Arkadin est un tournant définitif dans le parcours de Welles réalisateur : alors qu’il cachetonne un peu partout en tant qu’acteur, et souvent dans des navets oubliables, son œuvre n’en devient que plus libre. Fauchée, lâchée par les studios, certes, mais ébouriffante d’inspiration et de vitalité. Arkadin, un énième double du cinéaste, reprend les obsessions qui sont les siennes : soit un homme puissant, riche à millions, et sur lequel on va faire une enquête pour déblayer les accumulations, la possession matérielle afin de toucher au cœur de son identité et des béances qui s’y logent. Ce portrait pourrait en tout point s’appliquer à Citizen Kane…

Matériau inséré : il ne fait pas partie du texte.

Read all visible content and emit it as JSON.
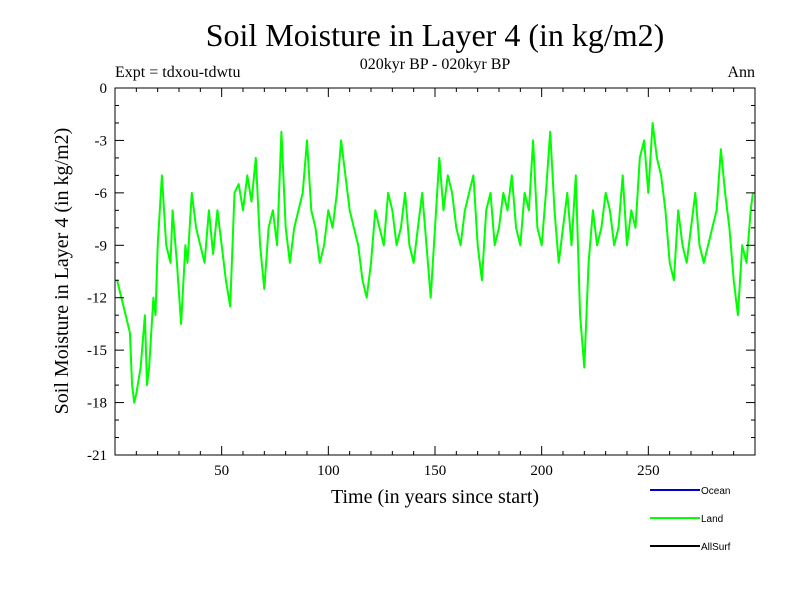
{
  "header": {
    "title": "Soil Moisture in Layer 4 (in kg/m2)",
    "subtitle": "020kyr BP - 020kyr BP",
    "expt": "Expt = tdxou-tdwtu",
    "period": "Ann"
  },
  "legend": {
    "items": [
      {
        "label": "Ocean",
        "color": "#0000cc"
      },
      {
        "label": "Land",
        "color": "#00ff00"
      },
      {
        "label": "AllSurf",
        "color": "#000000"
      }
    ]
  },
  "chart_data": {
    "type": "line",
    "title": "Soil Moisture in Layer 4 (in kg/m2)",
    "subtitle": "020kyr BP - 020kyr BP",
    "xlabel": "Time (in years since start)",
    "ylabel": "Soil Moisture in Layer 4 (in kg/m2)",
    "xlim": [
      0,
      300
    ],
    "ylim": [
      -21,
      0
    ],
    "xticks": [
      50,
      100,
      150,
      200,
      250
    ],
    "yticks": [
      0,
      -3,
      -6,
      -9,
      -12,
      -15,
      -18,
      -21
    ],
    "legend_position": "bottom-right",
    "grid": false,
    "series": [
      {
        "name": "Ocean",
        "color": "#0000cc",
        "x": [],
        "values": []
      },
      {
        "name": "Land",
        "color": "#00ff00",
        "x": [
          1,
          5,
          7,
          8,
          9,
          10,
          12,
          14,
          15,
          16,
          18,
          19,
          20,
          22,
          24,
          26,
          27,
          29,
          31,
          33,
          34,
          36,
          38,
          40,
          42,
          44,
          46,
          48,
          50,
          52,
          54,
          56,
          58,
          60,
          62,
          64,
          66,
          68,
          70,
          72,
          74,
          76,
          78,
          80,
          82,
          84,
          86,
          88,
          90,
          92,
          94,
          96,
          98,
          100,
          102,
          104,
          106,
          108,
          110,
          112,
          114,
          116,
          118,
          120,
          122,
          124,
          126,
          128,
          130,
          132,
          134,
          136,
          138,
          140,
          142,
          144,
          146,
          148,
          150,
          152,
          154,
          156,
          158,
          160,
          162,
          164,
          166,
          168,
          170,
          172,
          174,
          176,
          178,
          180,
          182,
          184,
          186,
          188,
          190,
          192,
          194,
          196,
          198,
          200,
          202,
          204,
          206,
          208,
          210,
          212,
          214,
          216,
          218,
          220,
          222,
          224,
          226,
          228,
          230,
          232,
          234,
          236,
          238,
          240,
          242,
          244,
          246,
          248,
          250,
          252,
          254,
          256,
          258,
          260,
          262,
          264,
          266,
          268,
          270,
          272,
          274,
          276,
          278,
          280,
          282,
          284,
          286,
          288,
          290,
          292,
          294,
          296,
          298,
          299
        ],
        "values": [
          -11,
          -13,
          -14,
          -17,
          -18,
          -17.5,
          -16,
          -13,
          -17,
          -16,
          -12,
          -13,
          -9,
          -5,
          -9,
          -10,
          -7,
          -10,
          -13.5,
          -9,
          -10,
          -6,
          -8,
          -9,
          -10,
          -7,
          -9.5,
          -7,
          -9,
          -11,
          -12.5,
          -6,
          -5.5,
          -7,
          -5,
          -6.5,
          -4,
          -9,
          -11.5,
          -8,
          -7,
          -9,
          -2.5,
          -8,
          -10,
          -8,
          -7,
          -6,
          -3,
          -7,
          -8,
          -10,
          -9,
          -7,
          -8,
          -6,
          -3,
          -5,
          -7,
          -8,
          -9,
          -11,
          -12,
          -10,
          -7,
          -8,
          -9,
          -6,
          -7,
          -9,
          -8,
          -6,
          -9,
          -10,
          -8,
          -6,
          -9,
          -12,
          -8,
          -4,
          -7,
          -5,
          -6,
          -8,
          -9,
          -7,
          -6,
          -5,
          -9,
          -11,
          -7,
          -6,
          -9,
          -8,
          -6,
          -7,
          -5,
          -8,
          -9,
          -6,
          -7,
          -3,
          -8,
          -9,
          -6,
          -2.5,
          -7,
          -10,
          -8,
          -6,
          -9,
          -5,
          -13,
          -16,
          -10,
          -7,
          -9,
          -8,
          -6,
          -7,
          -9,
          -8,
          -5,
          -9,
          -7,
          -8,
          -4,
          -3,
          -6,
          -2,
          -4,
          -5,
          -7,
          -10,
          -11,
          -7,
          -9,
          -10,
          -8,
          -6,
          -9,
          -10,
          -9,
          -8,
          -7,
          -3.5,
          -6,
          -8,
          -11,
          -13,
          -9,
          -10,
          -7,
          -6
        ]
      },
      {
        "name": "AllSurf",
        "color": "#000000",
        "x": [],
        "values": []
      }
    ]
  }
}
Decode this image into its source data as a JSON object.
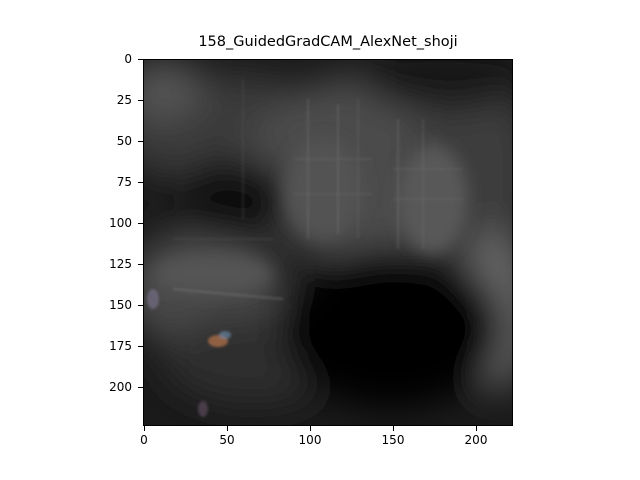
{
  "figure": {
    "title": "158_GuidedGradCAM_AlexNet_shoji",
    "y_ticks": [
      "0",
      "25",
      "50",
      "75",
      "100",
      "125",
      "150",
      "175",
      "200"
    ],
    "x_ticks": [
      "0",
      "50",
      "100",
      "150",
      "200"
    ],
    "x_range": [
      0,
      224
    ],
    "y_range": [
      0,
      224
    ]
  }
}
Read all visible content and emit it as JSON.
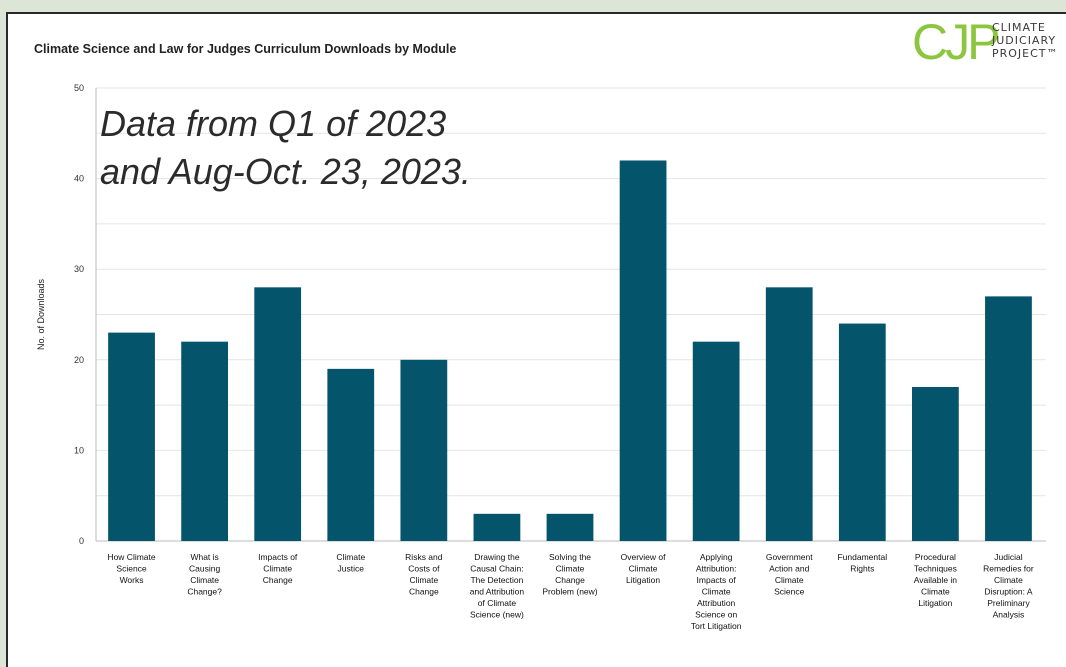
{
  "logo": {
    "mark": "CJP",
    "lines": [
      "CLIMATE",
      "JUDICIARY",
      "PROJECT™"
    ]
  },
  "annotation": {
    "line1": "Data from Q1 of 2023",
    "line2": "and Aug-Oct. 23, 2023."
  },
  "colors": {
    "bar": "#04546c",
    "grid": "#e4e4e4",
    "axis": "#bbbbbb",
    "logo": "#8cc63f"
  },
  "chart_data": {
    "type": "bar",
    "title": "Climate Science and Law for Judges Curriculum Downloads by Module",
    "xlabel": "",
    "ylabel": "No. of Downloads",
    "ylim": [
      0,
      50
    ],
    "yticks": [
      0,
      10,
      20,
      30,
      40,
      50
    ],
    "grid": true,
    "categories": [
      [
        "How Climate",
        "Science",
        "Works"
      ],
      [
        "What is",
        "Causing",
        "Climate",
        "Change?"
      ],
      [
        "Impacts of",
        "Climate",
        "Change"
      ],
      [
        "Climate",
        "Justice"
      ],
      [
        "Risks and",
        "Costs of",
        "Climate",
        "Change"
      ],
      [
        "Drawing the",
        "Causal Chain:",
        "The Detection",
        "and Attribution",
        "of Climate",
        "Science (new)"
      ],
      [
        "Solving the",
        "Climate",
        "Change",
        "Problem (new)"
      ],
      [
        "Overview of",
        "Climate",
        "Litigation"
      ],
      [
        "Applying",
        "Attribution:",
        "Impacts of",
        "Climate",
        "Attribution",
        "Science on",
        "Tort Litigation"
      ],
      [
        "Government",
        "Action and",
        "Climate",
        "Science"
      ],
      [
        "Fundamental",
        "Rights"
      ],
      [
        "Procedural",
        "Techniques",
        "Available in",
        "Climate",
        "Litigation"
      ],
      [
        "Judicial",
        "Remedies for",
        "Climate",
        "Disruption: A",
        "Preliminary",
        "Analysis"
      ]
    ],
    "values": [
      23,
      22,
      28,
      19,
      20,
      3,
      3,
      42,
      22,
      28,
      24,
      17,
      27
    ]
  }
}
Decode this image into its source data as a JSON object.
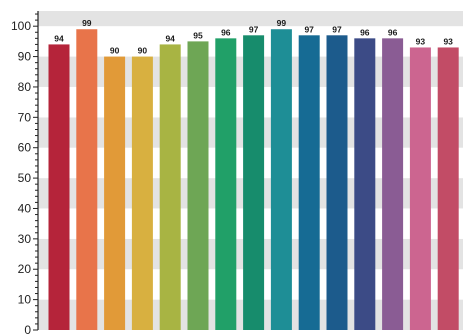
{
  "chart_data": {
    "type": "bar",
    "title": "",
    "xlabel": "",
    "ylabel": "",
    "ylim": [
      0,
      105
    ],
    "yticks": [
      0,
      10,
      20,
      30,
      40,
      50,
      60,
      70,
      80,
      90,
      100
    ],
    "grid": "horizontal-bands",
    "legend": "none",
    "values": [
      94,
      99,
      90,
      90,
      94,
      95,
      96,
      97,
      99,
      97,
      97,
      96,
      96,
      93,
      93
    ],
    "data_labels": [
      "94",
      "99",
      "90",
      "90",
      "94",
      "95",
      "96",
      "97",
      "99",
      "97",
      "97",
      "96",
      "96",
      "93",
      "93"
    ],
    "colors": [
      "#b5243a",
      "#e8744a",
      "#e19a38",
      "#d8b040",
      "#a8b443",
      "#6ea655",
      "#21a068",
      "#178c6c",
      "#1e8e96",
      "#166b94",
      "#1c5b8c",
      "#3c4b86",
      "#8a5c94",
      "#cc6590",
      "#c24c66"
    ],
    "band_colors": [
      "#e3e3e3",
      "#ffffff"
    ]
  }
}
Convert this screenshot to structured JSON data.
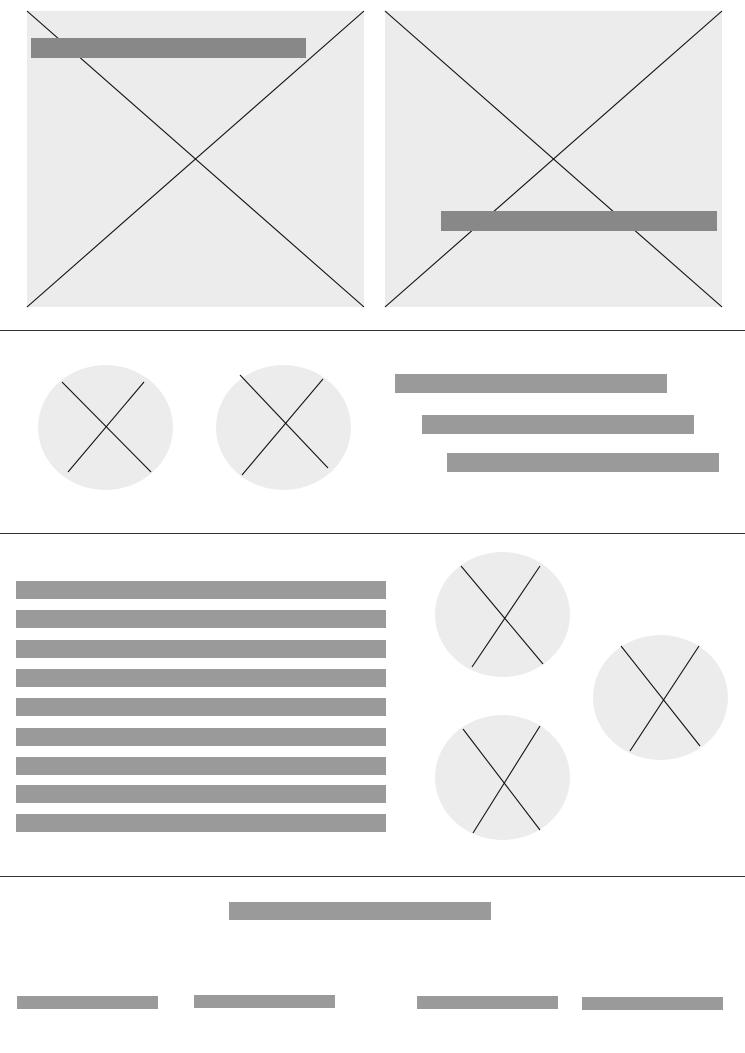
{
  "wireframe": {
    "colors": {
      "placeholder_fill": "#ececec",
      "placeholder_cross": "#111111",
      "text_bar_dark": "#888888",
      "text_bar": "#999999",
      "divider": "#333333",
      "background": "#ffffff"
    },
    "hero": {
      "image_left": {
        "icon": "image-placeholder-icon"
      },
      "image_right": {
        "icon": "image-placeholder-icon"
      },
      "caption_left": "",
      "caption_right": ""
    },
    "features": {
      "avatars": [
        "image-placeholder-icon",
        "image-placeholder-icon"
      ],
      "text_lines": [
        "",
        "",
        ""
      ]
    },
    "content": {
      "paragraph_lines": [
        "",
        "",
        "",
        "",
        "",
        "",
        "",
        "",
        ""
      ],
      "thumbnails": [
        "image-placeholder-icon",
        "image-placeholder-icon",
        "image-placeholder-icon"
      ]
    },
    "footer": {
      "heading": "",
      "links": [
        "",
        "",
        "",
        ""
      ]
    }
  }
}
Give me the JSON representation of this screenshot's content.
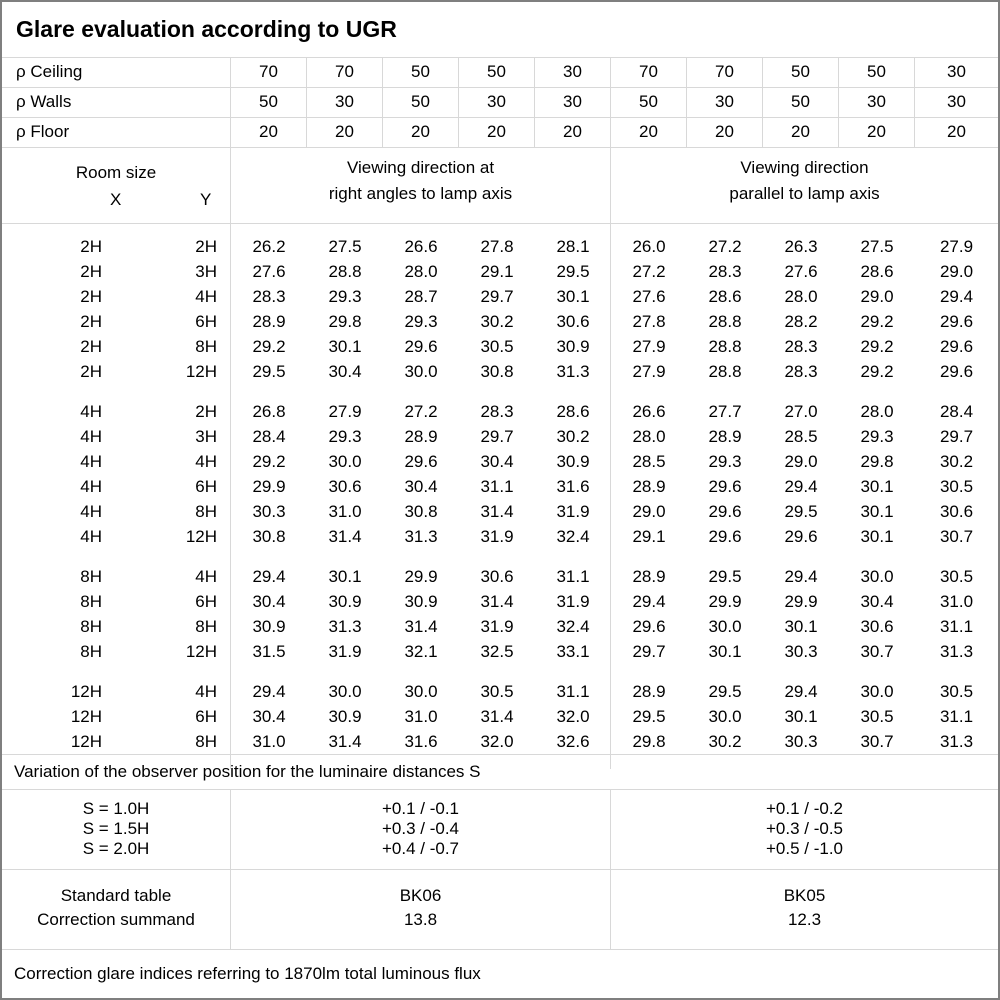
{
  "title": "Glare evaluation according to UGR",
  "reflectance_rows": [
    {
      "label": "ρ Ceiling",
      "values": [
        "70",
        "70",
        "50",
        "50",
        "30",
        "70",
        "70",
        "50",
        "50",
        "30"
      ]
    },
    {
      "label": "ρ Walls",
      "values": [
        "50",
        "30",
        "50",
        "30",
        "30",
        "50",
        "30",
        "50",
        "30",
        "30"
      ]
    },
    {
      "label": "ρ Floor",
      "values": [
        "20",
        "20",
        "20",
        "20",
        "20",
        "20",
        "20",
        "20",
        "20",
        "20"
      ]
    }
  ],
  "header": {
    "room_size_label": "Room size",
    "x_label": "X",
    "y_label": "Y",
    "group_right_angles": [
      "Viewing direction at",
      "right angles to lamp axis"
    ],
    "group_parallel": [
      "Viewing direction",
      "parallel to lamp axis"
    ]
  },
  "ugr_table": {
    "blocks": [
      {
        "rows": [
          {
            "x": "2H",
            "y": "2H",
            "right_angles": [
              "26.2",
              "27.5",
              "26.6",
              "27.8",
              "28.1"
            ],
            "parallel": [
              "26.0",
              "27.2",
              "26.3",
              "27.5",
              "27.9"
            ]
          },
          {
            "x": "2H",
            "y": "3H",
            "right_angles": [
              "27.6",
              "28.8",
              "28.0",
              "29.1",
              "29.5"
            ],
            "parallel": [
              "27.2",
              "28.3",
              "27.6",
              "28.6",
              "29.0"
            ]
          },
          {
            "x": "2H",
            "y": "4H",
            "right_angles": [
              "28.3",
              "29.3",
              "28.7",
              "29.7",
              "30.1"
            ],
            "parallel": [
              "27.6",
              "28.6",
              "28.0",
              "29.0",
              "29.4"
            ]
          },
          {
            "x": "2H",
            "y": "6H",
            "right_angles": [
              "28.9",
              "29.8",
              "29.3",
              "30.2",
              "30.6"
            ],
            "parallel": [
              "27.8",
              "28.8",
              "28.2",
              "29.2",
              "29.6"
            ]
          },
          {
            "x": "2H",
            "y": "8H",
            "right_angles": [
              "29.2",
              "30.1",
              "29.6",
              "30.5",
              "30.9"
            ],
            "parallel": [
              "27.9",
              "28.8",
              "28.3",
              "29.2",
              "29.6"
            ]
          },
          {
            "x": "2H",
            "y": "12H",
            "right_angles": [
              "29.5",
              "30.4",
              "30.0",
              "30.8",
              "31.3"
            ],
            "parallel": [
              "27.9",
              "28.8",
              "28.3",
              "29.2",
              "29.6"
            ]
          }
        ]
      },
      {
        "rows": [
          {
            "x": "4H",
            "y": "2H",
            "right_angles": [
              "26.8",
              "27.9",
              "27.2",
              "28.3",
              "28.6"
            ],
            "parallel": [
              "26.6",
              "27.7",
              "27.0",
              "28.0",
              "28.4"
            ]
          },
          {
            "x": "4H",
            "y": "3H",
            "right_angles": [
              "28.4",
              "29.3",
              "28.9",
              "29.7",
              "30.2"
            ],
            "parallel": [
              "28.0",
              "28.9",
              "28.5",
              "29.3",
              "29.7"
            ]
          },
          {
            "x": "4H",
            "y": "4H",
            "right_angles": [
              "29.2",
              "30.0",
              "29.6",
              "30.4",
              "30.9"
            ],
            "parallel": [
              "28.5",
              "29.3",
              "29.0",
              "29.8",
              "30.2"
            ]
          },
          {
            "x": "4H",
            "y": "6H",
            "right_angles": [
              "29.9",
              "30.6",
              "30.4",
              "31.1",
              "31.6"
            ],
            "parallel": [
              "28.9",
              "29.6",
              "29.4",
              "30.1",
              "30.5"
            ]
          },
          {
            "x": "4H",
            "y": "8H",
            "right_angles": [
              "30.3",
              "31.0",
              "30.8",
              "31.4",
              "31.9"
            ],
            "parallel": [
              "29.0",
              "29.6",
              "29.5",
              "30.1",
              "30.6"
            ]
          },
          {
            "x": "4H",
            "y": "12H",
            "right_angles": [
              "30.8",
              "31.4",
              "31.3",
              "31.9",
              "32.4"
            ],
            "parallel": [
              "29.1",
              "29.6",
              "29.6",
              "30.1",
              "30.7"
            ]
          }
        ]
      },
      {
        "rows": [
          {
            "x": "8H",
            "y": "4H",
            "right_angles": [
              "29.4",
              "30.1",
              "29.9",
              "30.6",
              "31.1"
            ],
            "parallel": [
              "28.9",
              "29.5",
              "29.4",
              "30.0",
              "30.5"
            ]
          },
          {
            "x": "8H",
            "y": "6H",
            "right_angles": [
              "30.4",
              "30.9",
              "30.9",
              "31.4",
              "31.9"
            ],
            "parallel": [
              "29.4",
              "29.9",
              "29.9",
              "30.4",
              "31.0"
            ]
          },
          {
            "x": "8H",
            "y": "8H",
            "right_angles": [
              "30.9",
              "31.3",
              "31.4",
              "31.9",
              "32.4"
            ],
            "parallel": [
              "29.6",
              "30.0",
              "30.1",
              "30.6",
              "31.1"
            ]
          },
          {
            "x": "8H",
            "y": "12H",
            "right_angles": [
              "31.5",
              "31.9",
              "32.1",
              "32.5",
              "33.1"
            ],
            "parallel": [
              "29.7",
              "30.1",
              "30.3",
              "30.7",
              "31.3"
            ]
          }
        ]
      },
      {
        "rows": [
          {
            "x": "12H",
            "y": "4H",
            "right_angles": [
              "29.4",
              "30.0",
              "30.0",
              "30.5",
              "31.1"
            ],
            "parallel": [
              "28.9",
              "29.5",
              "29.4",
              "30.0",
              "30.5"
            ]
          },
          {
            "x": "12H",
            "y": "6H",
            "right_angles": [
              "30.4",
              "30.9",
              "31.0",
              "31.4",
              "32.0"
            ],
            "parallel": [
              "29.5",
              "30.0",
              "30.1",
              "30.5",
              "31.1"
            ]
          },
          {
            "x": "12H",
            "y": "8H",
            "right_angles": [
              "31.0",
              "31.4",
              "31.6",
              "32.0",
              "32.6"
            ],
            "parallel": [
              "29.8",
              "30.2",
              "30.3",
              "30.7",
              "31.3"
            ]
          }
        ]
      }
    ]
  },
  "variation_note": "Variation of the observer position for the luminaire distances S",
  "observer_variation": {
    "rows": [
      {
        "s": "S = 1.0H",
        "right_angles": "+0.1 / -0.1",
        "parallel": "+0.1 / -0.2"
      },
      {
        "s": "S = 1.5H",
        "right_angles": "+0.3 / -0.4",
        "parallel": "+0.3 / -0.5"
      },
      {
        "s": "S = 2.0H",
        "right_angles": "+0.4 / -0.7",
        "parallel": "+0.5 / -1.0"
      }
    ]
  },
  "summary": {
    "standard_table_label": "Standard table",
    "correction_summand_label": "Correction summand",
    "right_angles": {
      "standard_table": "BK06",
      "correction_summand": "13.8"
    },
    "parallel": {
      "standard_table": "BK05",
      "correction_summand": "12.3"
    }
  },
  "footer_note": "Correction glare indices referring to 1870lm total luminous flux",
  "colors": {
    "background": "#ffffff",
    "text": "#000000",
    "border_outer": "#7f7f7f",
    "border_inner": "#d8d8d8"
  }
}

Sur ce canevas, on retrouve déployée une frénésie plus grande encore. Welles tourne dans plusieurs villes du monde, avec une équipe de dix nationalités différentes (dont, un temps, un certain Sergio Leone en assistant) ; il intègre à son cortège les châteaux en Espagne, les bals masqués, les délires d’une élite déconnectée, des espions partout et une galerie de personnages baroques, du dresseur de puces à l’antiquaire improbable. Tout s’emboîte dans au fil d’une enquête qui, bien entendu, semble perdre son détective à mesure qu’il avance, et avoir pour finalité un effacement des traces davantage que l’établissement d’une biographie.
Arkadin est vertigineux, et devait l’être encore davantage. Comme très souvent chez Welles, qui tient aussi peu en place que son intrigue, il n’est pas présent pour le finaliser, et le montage prévu sera massacré au profit d’un seul flash-back, alors que ceux-ci devaient s’emboîter d’une manière beaucoup plus complexe : un gâchis considérable qui fera aussi des ravages sur La Soif du Mal.
Le travail graphique est toujours aussi poussé, avec une primauté accordée à l’architecture et une attention portée aux foules qui rappelle sur certains plans le travail de Max Ophuls : la société est en représentation, tout n’est que spectacle, et ce grotesque se mêle à une réflexion plus tragique sur le pouvoir et l’identité, thèmes évidemment shakespearien, le dramaturge ne quittant jamais tout à fait Welles. Difficile néanmoins si le caractère foutraque de l’ensemble est entièrement volontaire : est-ce une dérision sur la vanité humaine, ou le résultat d’entailles sur un produit fini qui ne reflète pas le projet initial de son concepteur ?
Quoi qu’il en soit, cette quête abyssale entraine aussi bien son instigateur que son employé, le spectateur que le réalisateur lui-même : l’image tangue, les repères spatiaux s’estompent (Arkadin, tel un personnage de Tex Avery, est absolument partout, dans les messages, les photos, les témoignages) et tout cela converge vers une image insolite : un avion survolant le pays, sans pilote.
Ironie sur l’illusion du pouvoir, ce motif renvoie aussi, peut-être involontairement, à l’amer constat que Welles peut faire de sa carrière : il reste toujours cent coudées au-dessus des autres, mais n’est pas pour autant le capitaine de son navire.